I smiled at that, leaning up on my elbow again so I could see him. “So, you were okay the day we met?”
His eyes were still on the ceiling, but he smiled. “Yeah. That was a good day.”
“And today?”
Emery let out a long breath, finally meeting my gaze as his fingers pulled one of my curls taut before letting it bounce back into place. “Today’s a good day, too.”
His warmth permeated my skin in that moment, and I felt him, all of him, from where his hand touched my waist to where his eyes searched my own.
I didn’t know how long it would last — his smile, his mood, us — but I knew I had that day. And I’d take it.
“Well, then,” I said, rolling until I straddled him, the sheet getting caught between us as I leaned forward and pressed my lips to his. “Let’s make the most of it, shall we?”
Emery ordered us room service and we ate breakfast in bed before making our way downstairs to the casino to gamble. Well, Emery gambled — I just stood behind him and rubbed his shoulders while he told everyone at the tables that I was his lucky penny. A little before noon, we packed up the car, Kalo in tow, and we were back on the road with our next stop being Laguna Beach.
It was a perfect day, temperature hanging somewhere in the mid seventies with not a single cloud in the sky. We drove with the top down and I chuckled at the fact that as soon as we’d found that fall weather I’d been dreaming of, we’d left it again. I wondered what it would feel like once we started driving the Pacific Coast Highway, once we reached the tip of California and crossed into the Pacific Northwest.
“We should make it in time for the sunset,” I said, plugging our destination into my phone to check our estimated time of arrival. “Have you ever seen it on the west coast?”
“I have,” Emery answered, flipping his visor down to unclip his sunglasses before sliding them over his eyes. “My family used to vacation in Santa Barbara when I was younger.”
“You and your parents?”
He nodded. “Yep. Three peas in a pod.”
I smiled, unwrapping the dog treat the concierge had given me for Kalo on our way out of the casino. I handed it back to her, rubbing her head before turning back to Emery. “I’m an only child, too.”
At that his expression flattened, and he shifted, his left hand taking the place of the right on the top of the steering wheel.
“I actually had a brother.”
My heart sank at the word.Had— past tense. I racked my brain for any mention of a brother in his journal, but came up empty.
“He… he passed?”
Emery sniffed. “Yeah. It was before I was born, though.

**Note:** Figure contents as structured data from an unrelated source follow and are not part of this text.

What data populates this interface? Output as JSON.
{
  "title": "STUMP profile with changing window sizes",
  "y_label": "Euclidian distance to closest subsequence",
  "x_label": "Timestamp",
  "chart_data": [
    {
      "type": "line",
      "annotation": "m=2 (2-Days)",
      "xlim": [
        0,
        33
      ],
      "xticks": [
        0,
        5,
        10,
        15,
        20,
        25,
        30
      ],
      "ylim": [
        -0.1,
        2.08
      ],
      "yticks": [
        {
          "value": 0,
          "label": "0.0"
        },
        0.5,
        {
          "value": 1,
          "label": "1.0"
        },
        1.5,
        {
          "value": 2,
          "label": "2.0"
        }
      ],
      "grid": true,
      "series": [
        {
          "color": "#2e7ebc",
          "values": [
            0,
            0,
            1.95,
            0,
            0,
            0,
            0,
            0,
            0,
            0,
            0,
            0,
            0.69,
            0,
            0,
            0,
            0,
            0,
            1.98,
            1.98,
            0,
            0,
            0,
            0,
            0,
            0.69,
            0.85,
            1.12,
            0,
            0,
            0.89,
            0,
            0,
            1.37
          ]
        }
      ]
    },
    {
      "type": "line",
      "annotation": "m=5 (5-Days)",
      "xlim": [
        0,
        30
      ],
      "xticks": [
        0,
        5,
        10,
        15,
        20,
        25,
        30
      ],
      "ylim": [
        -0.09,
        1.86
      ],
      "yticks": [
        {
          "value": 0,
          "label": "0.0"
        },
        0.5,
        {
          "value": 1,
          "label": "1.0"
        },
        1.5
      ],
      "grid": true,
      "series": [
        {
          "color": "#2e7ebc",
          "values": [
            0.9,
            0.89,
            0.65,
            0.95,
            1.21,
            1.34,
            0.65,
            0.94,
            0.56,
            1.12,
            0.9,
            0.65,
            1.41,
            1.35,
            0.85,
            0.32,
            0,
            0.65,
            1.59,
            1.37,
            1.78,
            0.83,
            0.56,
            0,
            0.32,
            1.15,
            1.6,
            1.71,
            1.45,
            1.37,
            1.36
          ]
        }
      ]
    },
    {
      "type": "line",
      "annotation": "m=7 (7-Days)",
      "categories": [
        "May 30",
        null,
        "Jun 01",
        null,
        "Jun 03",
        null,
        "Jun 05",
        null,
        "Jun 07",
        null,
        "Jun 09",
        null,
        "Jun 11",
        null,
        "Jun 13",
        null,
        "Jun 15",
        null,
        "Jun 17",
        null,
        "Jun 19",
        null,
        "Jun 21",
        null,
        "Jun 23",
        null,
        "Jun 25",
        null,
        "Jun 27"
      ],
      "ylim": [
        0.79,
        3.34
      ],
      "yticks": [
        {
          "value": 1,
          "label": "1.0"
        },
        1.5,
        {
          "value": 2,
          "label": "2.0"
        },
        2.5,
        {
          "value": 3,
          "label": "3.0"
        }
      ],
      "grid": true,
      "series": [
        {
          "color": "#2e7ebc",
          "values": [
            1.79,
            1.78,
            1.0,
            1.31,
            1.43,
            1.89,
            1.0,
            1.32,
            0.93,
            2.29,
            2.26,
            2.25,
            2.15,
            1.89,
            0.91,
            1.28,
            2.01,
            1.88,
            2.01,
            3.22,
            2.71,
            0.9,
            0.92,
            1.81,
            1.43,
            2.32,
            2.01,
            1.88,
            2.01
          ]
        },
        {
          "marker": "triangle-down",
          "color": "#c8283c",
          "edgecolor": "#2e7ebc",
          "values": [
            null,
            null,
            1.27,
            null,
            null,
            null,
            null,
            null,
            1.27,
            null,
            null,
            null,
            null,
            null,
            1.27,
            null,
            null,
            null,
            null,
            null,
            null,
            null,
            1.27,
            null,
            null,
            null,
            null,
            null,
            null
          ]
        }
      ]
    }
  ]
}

My mom was about four months pregnant with me when it happened, so I don’t really have any kind of connection to him. They talk about him, my parents, but it just feels like they’re talking about some family friend I don’t know or something.”
“How old was he?”
“Almost five.”
A jolt hit my heart again, and I pressed my fingertips into my chest, massaging the muscle.
“That must have been really hard for you,” I said as we cleared the city, leaving the busy Vegas strip in our rearview. “Seeing pictures of him and hearing your parents talk about him, but not knowing him yourself.”
Emery’s brows pulled inward, as if he’d never thought about it before. “It was, actually.”
He said it not like a confession, but like a realization, like it was the first time he’d even considered it at all.